Disconnected by Wireless

Oddly enough, I remember my mother telling us (as children) about what she used to listen to on the pre-war BBC radio. She called it “the wireless” and sometimes, so do I too still. But as she was a chronic depressive, life was odd with mother.

Of course, when we were children, we didn’t know that she suffered from depression, and although I suspect that she knew that something was not right, we never did. Yet she never sought any help at all. This was not a good thing for her, but it was worse for us.

Latterly, she had to go into a care home, where unfortunately, she became restive, quarrelsome and unapproachable. In this state, and after plenty of verbal fisticuffs, she hit out at a care worker and the assault caused her to be placed in the care of the authorities. This entailed a social worker and a few visits from the mental health team. They assessed her, and, just before she died, she was brought to a type of reality by chemical means, and during one late autumn morning, died totally sane.

Only my darling sister was to witness the transformation, and it fell to her in a last dreadful meeting, to have to explain to mother what she had completed and achieved in a life where she had been largely unaware of much of it, or at least, absent from many of the implications and consequences of her actions.

Mother’s life as presented to us, was a series of carefully rehearsed anecdotes. One of which was about the BBC radio programme “Bandwaggon”. She told us about the programme’s hosts, Arthur Askey and Richard Murdoch who fictionally lived in a fictional flat at the top of the non-fictional BBC Broadcasting House.

She remembered for us their nicknames for each other (“Big” and “Stinker”) but she never told us why these epithets were so appropriate. She also remembered for us the permanently-absent (in all senses of the word) Mrs Bagwash, and her daughter, Nausea. She told us it was funny, and we wondered what made it funny (apart from the silly names), but she couldn’t tell us. We knew better than to ask questions anyway. We had learned that the hard way when we were very young.

Fast forward to 2023 and I was lucky enough to find a complete recording of one episode of Bandwaggon on youtube. I had to listen to it on three or four separate occasions in order to work out the references, and understand the format of the show, as well as some of the jokes. It showed up well for a topical reference comedy from eighty five years before 2024.

The programme in question is one of only two complete recordings to remain in existence, and it dates from 30th September 1939, a Saturday night, and broadcast at 7.45pm on the Home Service – the national broadcasting channel.

The show takes the form of some sketches between Murdoch and Askey, some detailed musical items from Jack Hylton’s Band and the singer Dolly Elsie, a parody song from Arthur Askey, and an original music hall song again, sung by Arthur Askey. A decent feature is the inclusion of Syd Walker, addressing the audience familiarly as “Chums” and talking his way through a sketch set over several days, about how gossip spreads, but done in such a way as to present “the ordinary man in the street to the ordinary man in his own home”.

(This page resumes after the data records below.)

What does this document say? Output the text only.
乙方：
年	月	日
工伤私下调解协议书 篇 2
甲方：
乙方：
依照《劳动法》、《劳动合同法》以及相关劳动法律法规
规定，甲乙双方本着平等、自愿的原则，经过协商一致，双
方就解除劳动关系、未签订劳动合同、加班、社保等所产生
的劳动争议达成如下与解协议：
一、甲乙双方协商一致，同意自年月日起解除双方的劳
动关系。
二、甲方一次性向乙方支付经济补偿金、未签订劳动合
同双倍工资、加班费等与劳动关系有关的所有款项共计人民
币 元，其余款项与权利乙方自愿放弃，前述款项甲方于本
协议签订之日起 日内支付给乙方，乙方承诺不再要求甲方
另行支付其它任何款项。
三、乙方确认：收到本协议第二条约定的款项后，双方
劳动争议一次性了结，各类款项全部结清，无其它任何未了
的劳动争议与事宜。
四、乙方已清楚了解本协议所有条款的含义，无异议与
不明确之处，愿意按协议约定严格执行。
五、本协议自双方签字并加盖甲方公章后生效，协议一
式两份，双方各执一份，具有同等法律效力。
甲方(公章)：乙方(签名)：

Some of the sketch “action” is presented as a music hall or theatre sketch might have been, but some of it is in effect, Brechtian, with Askey talking directly to the audience (live in the studio) and the listener at home, and thus, breaking the fourth wall and brooking no disagreement. The listeners are engaged by their collective nickname too – “Playmates”. One character who is always absent but looming in the wings, is “Old Nasty” who was actually Adolf Hitler. This was the beginning of the second world war too, and there wasn’t going to be a lot of fun for quite a long time.

I don’t wonder really that mother couldn’t remember the details of this show. I doubt if she understood the references at all, and I doubt if she understood the nature of the talk by Syd Walker. I don’t think that she could have had any inkling at what was to come, and I don’t think that she would have really understood the lyrics of Rube Bloom’s lovely but plangent song, “Don’t Worry ‘Bout Me” nor would she have understood the significance of the heavily symphonic arrangement by Peter Yorke and way it was sung by Dolly Elsie.

Only through the online resources on ancestrydotcodotuk, did I discover that the England and Wales Register 1939 contained all the details of the bulk of the population at that exact time (although there are some notable absentees, even in my own family) but it can hardly be said to be “complete”. The National Registration that is referred to playfully in the early part of the show, was an attempt at identifying people too (“You Are Required by Law to Carry This Card with You at All Times”). I don’t think that my mother was affected by this at all. But her parents were, and although the Register records my grandfather as a “heavy worker”, it fails to record my grandmother’s being obliged to go back into the dyeing trade, and performing heavy work there and records her as performing “unpaid domestic duties”. The snapshot might be true but the bigger picture really does beggar the details.

However, what I did find more affecting, was the ability I now have to partake in the listening experience – or to have been able to listen exactly today as my grandparents and my own mother did, on that one Saturday evening in 1939, when they sat in their newly-bought cottage, listening to tentative satire; a tearful song or two; the comfort of “old jokes” in “Chestnut Corner”; and gentle hints and warnings that people might die, not to mention the coming privations and shortages. It wasn’t really about laughs though, as a lot of the laughter is hollow. This is a recording that captures the end of their optimism and the loss of their hope. Mother was eight and her parents were barely turned forty four.

And I wonder now, what anybody at the time made of the show at all. Over eighty five years since the start of “the duration”, I wonder did they laugh? Did they turn the Artie Shaw arrangement off and declare it strident? What did people in Scotland, or Wales make of it all – especially the Londoncentric nature of the programme in a land that thrives more on its regional differences?

As I age, I think that they probably didn’t laugh much at all. I suspect that the metropolitan studio audience was sympathetic and laughed more easily. But the workers who would endure six years of hard labour and more than ten years of rationing might not have been so amused. The music anyway strikes a note of perturbation and even the deus ex machina endings of some of the sketches were going to turn out to be as nothing compared to the deus ex machina that would arrive from the sky, and quite soon.

All in all from a contemporary point of listening, a good experience, and a show that stands up even today, even if most of the music is written in sobs.

But a cross-generational experience unshared in the family.

It wasn’t ever going to be possible for that to happen.

And not in the least for the reason that the recording was unavailable.